Sean Closkey and Rev. Calvin Keene Are Working to Rebuild Community in East Baltimore

The team behind the fittingly named nonprofit, ReBUILD, has rebuilt not just the Oliver neighborhood, but also its community ties and spirit.
—Photography by Christopher Myers

The Rev. Calvin Keene (pictured above, right) would often overhear dealers in the street outside selling crack cocaine when he was at work in his office in the Oliver neighborhood of East Baltimore. He’d lived there his entire life and, despite the drug dealers, hadn’t realized how alarmingly unsafe it had become until a 2002 firebombing left community leader Angela Dawson and her five children dead—an act of retribution for Dawson alerting police to drug activity on her street.

Fast forward to today, when the nonprofit ReBUILD, which Keene helped to spearhead, has rebuilt not just the neighborhood but its community ties and spirit, essentially making it a healthier, happier place to call home.

Keene can now say with pride that the neighborhood is not what it used to be, as he’s watched it transform before his eyes.

“When I grew up in Oliver, everyone knew my family and my family knew everybody. Councilman [Robert] Stokes lived three blocks away from me—that sort of thing,” Keene says. “It’s returning to becoming a neighborhood where people know one another again.”

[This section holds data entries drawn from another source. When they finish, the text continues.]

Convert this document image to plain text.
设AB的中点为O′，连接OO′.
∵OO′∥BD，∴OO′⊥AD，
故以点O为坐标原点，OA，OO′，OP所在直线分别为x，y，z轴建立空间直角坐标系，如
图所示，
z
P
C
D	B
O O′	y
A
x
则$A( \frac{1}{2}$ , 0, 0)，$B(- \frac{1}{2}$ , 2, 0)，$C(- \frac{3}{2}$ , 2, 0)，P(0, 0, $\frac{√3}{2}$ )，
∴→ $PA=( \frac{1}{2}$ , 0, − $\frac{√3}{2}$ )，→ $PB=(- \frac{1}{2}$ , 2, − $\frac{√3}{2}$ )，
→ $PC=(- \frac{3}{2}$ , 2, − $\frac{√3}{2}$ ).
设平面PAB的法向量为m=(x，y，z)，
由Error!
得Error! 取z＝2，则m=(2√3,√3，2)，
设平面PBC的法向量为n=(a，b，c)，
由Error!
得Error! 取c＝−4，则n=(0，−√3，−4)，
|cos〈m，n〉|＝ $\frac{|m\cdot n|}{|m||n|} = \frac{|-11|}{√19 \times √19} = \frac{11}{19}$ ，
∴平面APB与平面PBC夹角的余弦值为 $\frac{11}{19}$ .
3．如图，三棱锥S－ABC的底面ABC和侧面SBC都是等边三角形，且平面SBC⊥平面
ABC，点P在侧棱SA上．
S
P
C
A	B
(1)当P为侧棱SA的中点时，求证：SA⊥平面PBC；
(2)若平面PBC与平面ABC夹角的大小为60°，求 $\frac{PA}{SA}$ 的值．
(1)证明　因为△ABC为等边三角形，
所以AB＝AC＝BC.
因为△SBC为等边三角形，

ReBUILD grew out of the effort by several groups to reconstruct the Oliver neighborhood after the firebombing incident. They’ve gone on to redevelop and reduce vacancy in more than 700 East Baltimore properties.

“It starts with going to people in these communities and asking what’s working? What’s broken? Let’s build on what’s working,” says Sean Closkey, the founding president of ReBUILD. “You have to start by not displacing folks, because then you’ve actually made the hole you’re digging bigger. If you just fix these houses, it really works well.”

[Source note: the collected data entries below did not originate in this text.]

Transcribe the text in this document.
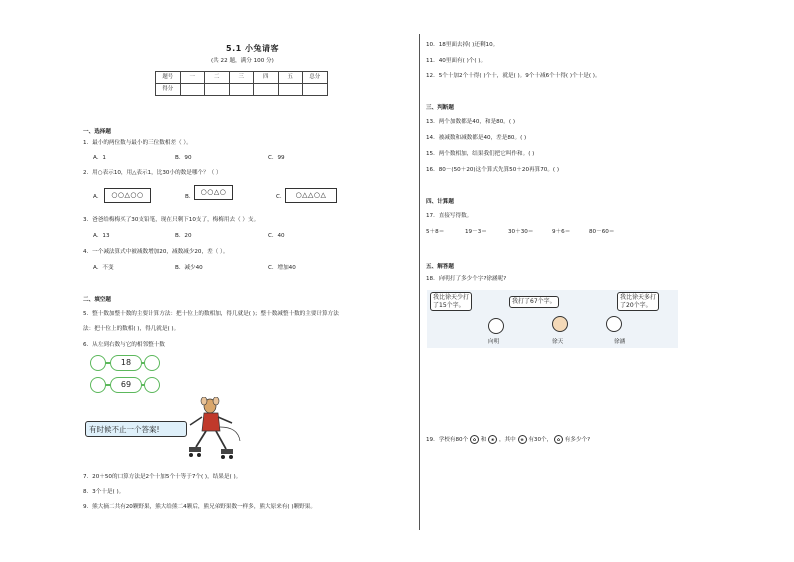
5.1 小兔请客
(共 22 题，满分 100 分)
题号	一	二	三	四	五	总分
得分						
一、选择题
1．最小的两位数与最小的三位数相差（ ）。
A．1	B．90	C．99
2．用○表示10，用△表示1，比30小的数是哪个？（ ）
A．	○○△○○	B．
○○△○
C．	○△△○△
3．爸爸给梅梅买了30支铅笔，现在只剩下10支了，梅梅用去（ ）支。
A．13	B．20	C．40
4．一个减法算式中被减数增加20，减数减少20，差（ ）。
A．不变	B．减少40	C．增加40
二、填空题
5．整十数加整十数的主要计算方法：把十位上的数相加，得几就是( )；整十数减整十数的主要计算方法
法：把十位上的数相( )，得几就是( )。
6．从左到右数与它的相邻整十数
18
69
有时候不止一个答案!
7．20＋50的口算方法是2个十加5个十等于7个( )，结果是( )。
8．3个十是( )。
9．熊大摘二共有20颗野果，熊大给熊二4颗后，熊兄弟野果数一样多，熊大原来有( )颗野果。
10．18里面去掉( )还剩10。
11．40里面有( )个( )。
12．5个十加2个十得( )个十，就是( )。9个十减6个十得( )个十是( )。
三、判断题
13．两个加数都是40，和是80。( )
14．被减数和减数都是40，差是80。( )
15．两个数相加，结果我们把它叫作和。( )
16．80－(50＋20)这个算式先算50＋20再算70。( )
四、计算题
17．直接写得数。
5＋8＝	19－3＝	30＋30＝	9＋6＝	80－60＝
五、解答题
18．向明打了多少个字?徐涵呢?
我比徐天少打
了15个字。	我打了67个字。
我比徐天多打
了20个字。
向明	徐天	徐涵
19．学校有80个 ✿ 和 ❀ ，其中 ❀ 有30个， ✿ 有多少个?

Closkey says the work they have done has had unbelievable effects. Since ReBUILD initiated its efforts, Oliver’s homicide rate has been cut almost in half, vacancies have gone down, and house prices have gone up—without displacing anyone.

When ReBUILD started, Oliver was considered an area of concentrated racial poverty. Now it’s a mixed-income neighborhood that has attracted coffee shops and grocery stores, as well as new residents.

ReBUILD transforms some lots into green spaces and playgrounds, which have two benefits: green spaces reduce the supply of homes in an area, thereby upping the desirability and value of homes that remain; and the neighborhood becomes more interest- ing and beautiful, which also attracts buyers. They don’t stop there. As they work to rebuild neighborhoods, literally and figuratively, they jump in anywhere they think they can help residents. At the start of the pandemic, Closkey learned of families in East Baltimore who had no food.

“Hunger is not like housing,” he says. “If you don’t get food after a couple days, there’s a real problem.”

He immediately called Keene, and they assembled a team of volunteers. At first, they were just making a couple hundred food deliveries. As the operation grew, they began feeding over 1,000 families each week for two years through the pandemic—124,100 meals over 101 weeks—discontinuing the service in May 2022.

“We are a group of people who simply respond to what’s in front of us,” Closkey says. “We have a motto: There’s nothing wrong with Baltimore that can’t be fixed by what’s right with Baltimore.”